A BORDO DEL “BEAGLE” (Primera parte)


“27 de diciembre del año 1831. Zarpamos del puerto de Davenport a bordo del “Beagle”.
Con estas escuetas palabras escritas en su diario Charles Darwin anunciaba la salida de un viaje que duraría casi cinco años, de la citada fecha de salida hasta su regreso al puerto de Falmouth, también en Inglaterra, el 2 de octubre de 1836.

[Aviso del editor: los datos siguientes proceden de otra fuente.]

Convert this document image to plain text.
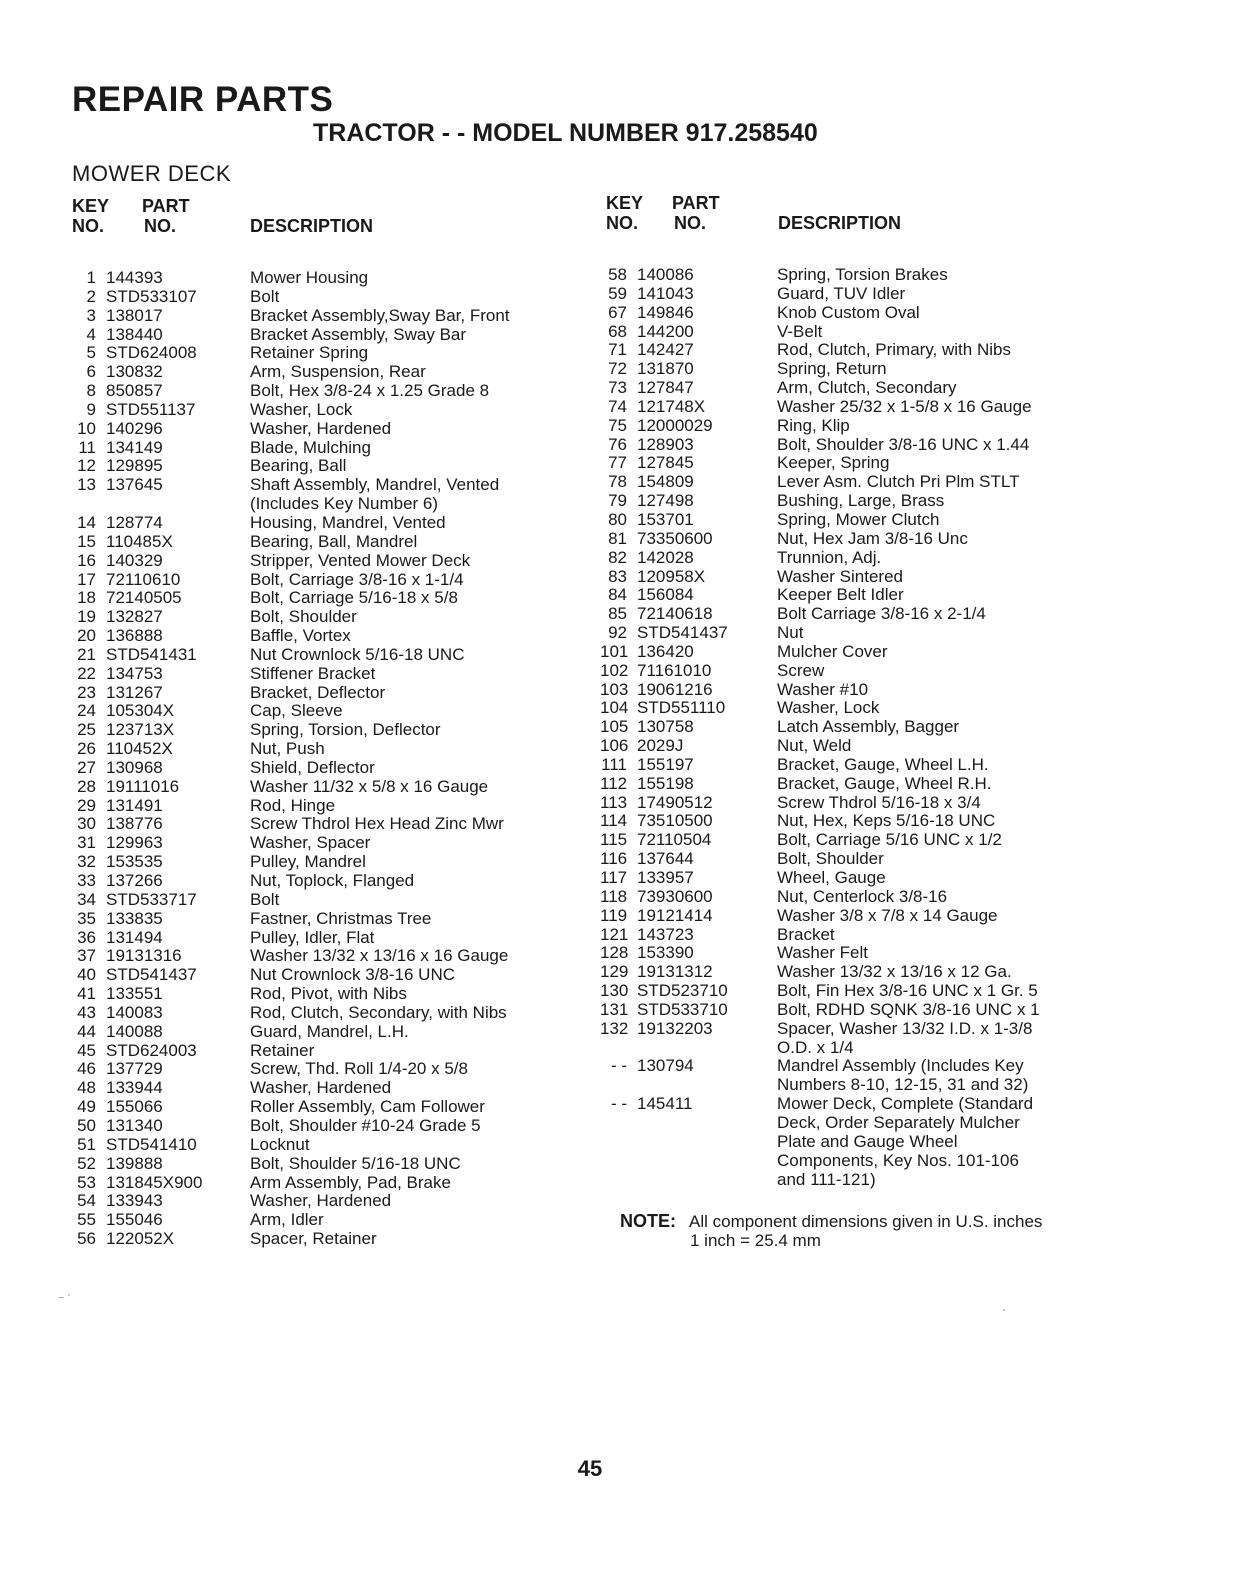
REPAIR PARTS
TRACTOR - - MODEL NUMBER 917.258540
MOWER DECK
KEY
NO.
PART
NO.	DESCRIPTION
KEY
NO.
PART
NO.	DESCRIPTION
1 144393	Mower Housing
2 STD533107	Bolt
3 138017	Bracket Assembly,Sway Bar, Front
4 138440	Bracket Assembly, Sway Bar
5 STD624008	Retainer Spring
6 130832	Arm, Suspension, Rear
8 850857	Bolt, Hex 3/8-24 x 1.25 Grade 8
9 STD551137	Washer, Lock
10 140296	Washer, Hardened
11 134149	Blade, Mulching
12 129895	Bearing, Ball
13 137645	Shaft Assembly, Mandrel, Vented
(Includes Key Number 6)
14 128774	Housing, Mandrel, Vented
15 110485X	Bearing, Ball, Mandrel
16 140329	Stripper, Vented Mower Deck
17 72110610	Bolt, Carriage 3/8-16 x 1-1/4
18 72140505	Bolt, Carriage 5/16-18 x 5/8
19 132827	Bolt, Shoulder
20 136888	Baffle, Vortex
21 STD541431	Nut Crownlock 5/16-18 UNC
22 134753	Stiffener Bracket
23 131267	Bracket, Deflector
24 105304X	Cap, Sleeve
25 123713X	Spring, Torsion, Deflector
26 110452X	Nut, Push
27 130968	Shield, Deflector
28 19111016	Washer 11/32 x 5/8 x 16 Gauge
29 131491	Rod, Hinge
30 138776	Screw Thdrol Hex Head Zinc Mwr
31 129963	Washer, Spacer
32 153535	Pulley, Mandrel
33 137266	Nut, Toplock, Flanged
34 STD533717	Bolt
35 133835	Fastner, Christmas Tree
36 131494	Pulley, Idler, Flat
37 19131316	Washer 13/32 x 13/16 x 16 Gauge
40 STD541437	Nut Crownlock 3/8-16 UNC
41 133551	Rod, Pivot, with Nibs
43 140083	Rod, Clutch, Secondary, with Nibs
44 140088	Guard, Mandrel, L.H.
45 STD624003	Retainer
46 137729	Screw, Thd. Roll 1/4-20 x 5/8
48 133944	Washer, Hardened
49 155066	Roller Assembly, Cam Follower
50 131340	Bolt, Shoulder #10-24 Grade 5
51 STD541410	Locknut
52 139888	Bolt, Shoulder 5/16-18 UNC
53 131845X900	Arm Assembly, Pad, Brake
54 133943	Washer, Hardened
55 155046	Arm, Idler
56 122052X	Spacer, Retainer
58 140086	Spring, Torsion Brakes
59 141043	Guard, TUV Idler
67 149846	Knob Custom Oval
68 144200	V-Belt
71 142427	Rod, Clutch, Primary, with Nibs
72 131870	Spring, Return
73 127847	Arm, Clutch, Secondary
74 121748X	Washer 25/32 x 1-5/8 x 16 Gauge
75 12000029	Ring, Klip
76 128903	Bolt, Shoulder 3/8-16 UNC x 1.44
77 127845	Keeper, Spring
78 154809	Lever Asm. Clutch Pri Plm STLT
79 127498	Bushing, Large, Brass
80 153701	Spring, Mower Clutch
81 73350600	Nut, Hex Jam 3/8-16 Unc
82 142028	Trunnion, Adj.
83 120958X	Washer Sintered
84 156084	Keeper Belt Idler
85 72140618	Bolt Carriage 3/8-16 x 2-1/4
92 STD541437	Nut
101 136420	Mulcher Cover
102 71161010	Screw
103 19061216	Washer #10
104 STD551110	Washer, Lock
105 130758	Latch Assembly, Bagger
106 2029J	Nut, Weld
111 155197	Bracket, Gauge, Wheel L.H.
112 155198	Bracket, Gauge, Wheel R.H.
113 17490512	Screw Thdrol 5/16-18 x 3/4
114 73510500	Nut, Hex, Keps 5/16-18 UNC
115 72110504	Bolt, Carriage 5/16 UNC x 1/2
116 137644	Bolt, Shoulder
117 133957	Wheel, Gauge
118 73930600	Nut, Centerlock 3/8-16
119 19121414	Washer 3/8 x 7/8 x 14 Gauge
121 143723	Bracket
128 153390	Washer Felt
129 19131312	Washer 13/32 x 13/16 x 12 Ga.
130 STD523710	Bolt, Fin Hex 3/8-16 UNC x 1 Gr. 5
131 STD533710	Bolt, RDHD SQNK 3/8-16 UNC x 1
132 19132203	Spacer, Washer 13/32 I.D. x 1-3/8
O.D. x 1/4
- - 130794	Mandrel Assembly (Includes Key
Numbers 8-10, 12-15, 31 and 32)
- - 145411	Mower Deck, Complete (Standard
Deck, Order Separately Mulcher
Plate and Gauge Wheel
Components, Key Nos. 101-106
and 111-121)
NOTE: All component dimensions given in U.S. inches
1 inch = 25.4 mm
45
⁻ ˙
·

El “Beagle” era un pequeño bergantín de 242 toneladas, armado con 10 cañones y de tan sólo 25 metros de eslora, espacio justo para los 74 hombres que componían su tripulación. El barco había sido preparado por el Almirantazgo inglés para un viaje científico alrededor del mundo. Partirían de Inglaterra cruzando el Océano Atlántico hasta América del Sur, para bajar costeando por Brasil y Argentina hasta dar la vuelta al Cabo de Hornos subiendo después por la costa de Chile. Después, cruzarían el Océano Pacífico hasta Nueva Zelanda y Australia y el Océano Índico hasta tocar tierra en el Cabo de Buena Esperanza, en el continente africano. La última etapa del viaje sería partir desde África para volver a América haciendo escala de nuevo en la costa de Brasil, para regresar a Inglaterra con escalas en las islas de Cabo Verde y las Azores, culminando así la vuelta al mundo y el largo viaje de 57 meses de duración.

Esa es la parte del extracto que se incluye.